Pur non esaminando in maniera più approfondita le variabili che incidono sull’indice glicemico di un alimento, possiamo intuire le potenzialità di una chiara indicazione sulle etichette dei prodotti contenenti carboidrati dell’indice glicemico degli stessi per poter indirizzare le scelte alimentari non solo per i diabetici, ma per tutti i consumatori, in quanto un consumo eccessivo di cibi ad alto indice glicemico, oltre a favorire un eccesso di glicemia, porta d’ingresso per il diabete di tipo 2, determina nel tempo aumento di peso ( in quanto i carboidrati non consumati per scopo energetico dalle cellule , vengono immagazzinati nell’organismo sotto forma di grassi ), con tutte le conseguenze che si scatenano con la suddetta sindrome metabolica.

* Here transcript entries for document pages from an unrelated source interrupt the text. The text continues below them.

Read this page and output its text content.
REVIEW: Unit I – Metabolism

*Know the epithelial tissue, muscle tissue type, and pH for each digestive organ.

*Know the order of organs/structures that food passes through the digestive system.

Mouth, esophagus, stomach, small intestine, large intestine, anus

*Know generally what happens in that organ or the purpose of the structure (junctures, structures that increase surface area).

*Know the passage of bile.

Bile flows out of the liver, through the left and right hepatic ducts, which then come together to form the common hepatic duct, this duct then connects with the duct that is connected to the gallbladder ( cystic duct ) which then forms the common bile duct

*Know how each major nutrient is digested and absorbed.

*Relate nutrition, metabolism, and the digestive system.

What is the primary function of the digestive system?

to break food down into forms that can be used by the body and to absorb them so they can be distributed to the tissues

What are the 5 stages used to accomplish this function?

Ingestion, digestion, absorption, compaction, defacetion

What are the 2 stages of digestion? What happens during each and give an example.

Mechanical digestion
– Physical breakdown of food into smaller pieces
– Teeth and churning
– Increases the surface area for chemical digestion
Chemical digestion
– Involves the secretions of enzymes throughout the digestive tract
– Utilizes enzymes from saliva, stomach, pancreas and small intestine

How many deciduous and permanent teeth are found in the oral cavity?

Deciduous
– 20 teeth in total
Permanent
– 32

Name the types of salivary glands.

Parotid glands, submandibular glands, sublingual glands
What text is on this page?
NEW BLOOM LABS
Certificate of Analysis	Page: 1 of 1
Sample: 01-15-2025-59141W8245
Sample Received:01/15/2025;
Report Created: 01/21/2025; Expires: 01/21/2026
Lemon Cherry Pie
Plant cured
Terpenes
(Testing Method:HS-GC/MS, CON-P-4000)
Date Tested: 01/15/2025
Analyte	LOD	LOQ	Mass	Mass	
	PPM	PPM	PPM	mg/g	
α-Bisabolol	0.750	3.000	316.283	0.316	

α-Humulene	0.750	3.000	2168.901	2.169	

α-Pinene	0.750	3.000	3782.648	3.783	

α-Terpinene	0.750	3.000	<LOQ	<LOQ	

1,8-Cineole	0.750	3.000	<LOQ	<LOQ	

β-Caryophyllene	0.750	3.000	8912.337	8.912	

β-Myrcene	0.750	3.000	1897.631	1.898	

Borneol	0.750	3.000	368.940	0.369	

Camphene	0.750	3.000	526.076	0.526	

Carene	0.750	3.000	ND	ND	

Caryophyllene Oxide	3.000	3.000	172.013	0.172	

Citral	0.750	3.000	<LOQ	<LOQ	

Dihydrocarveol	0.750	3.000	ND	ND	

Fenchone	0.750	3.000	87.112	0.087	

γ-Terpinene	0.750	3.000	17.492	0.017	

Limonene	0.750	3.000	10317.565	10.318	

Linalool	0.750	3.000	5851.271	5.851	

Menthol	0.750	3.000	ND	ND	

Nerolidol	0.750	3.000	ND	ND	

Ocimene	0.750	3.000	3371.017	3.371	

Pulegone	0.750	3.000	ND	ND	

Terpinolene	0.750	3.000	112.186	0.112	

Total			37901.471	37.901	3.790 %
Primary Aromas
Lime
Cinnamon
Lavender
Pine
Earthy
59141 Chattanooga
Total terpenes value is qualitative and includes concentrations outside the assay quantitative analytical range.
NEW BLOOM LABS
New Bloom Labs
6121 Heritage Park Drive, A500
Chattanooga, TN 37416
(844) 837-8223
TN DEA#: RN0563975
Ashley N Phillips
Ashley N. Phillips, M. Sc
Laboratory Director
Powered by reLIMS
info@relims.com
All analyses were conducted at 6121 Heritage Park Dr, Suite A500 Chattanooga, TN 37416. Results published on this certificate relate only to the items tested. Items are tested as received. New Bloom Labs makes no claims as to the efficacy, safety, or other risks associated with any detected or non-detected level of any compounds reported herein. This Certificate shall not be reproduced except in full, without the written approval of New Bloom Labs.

Alcune nazioni, come l’Australia o il Canada, chiaramente consapevoli dell’importanza di tale valore, fanno apporre sulle etichette degli alimenti la sigla “alimento ad alto/basso indice glicemico “ determinando una collocazione più precisa dello stesso , e determinando per ricaduta la quantità di prodotto che è conveniente consumare (poco/tanto). Un Passo avanti notevole rispetto al nostro paese , in cui, nonostante l’ importanza dell’impatto dell’alimentazione sulla nostra salute, anche nei prodotti specifici per diabetici manca completamente qualsiasi indicazione a tale indice. A questo punto infatti , capirete tutti quanto sarebbe di grande aiuto alla salute del consumatore (ed alla diminuzione della spesa sanitaria , ancor più in questo periodo …), oltre ad una maggiore informazione , specificare addirittura il valore numerico dell’indice glicemico sulla confezione del prodotto , facilitando enormemente scelte ancora più consapevoli nel nostro stile di vita.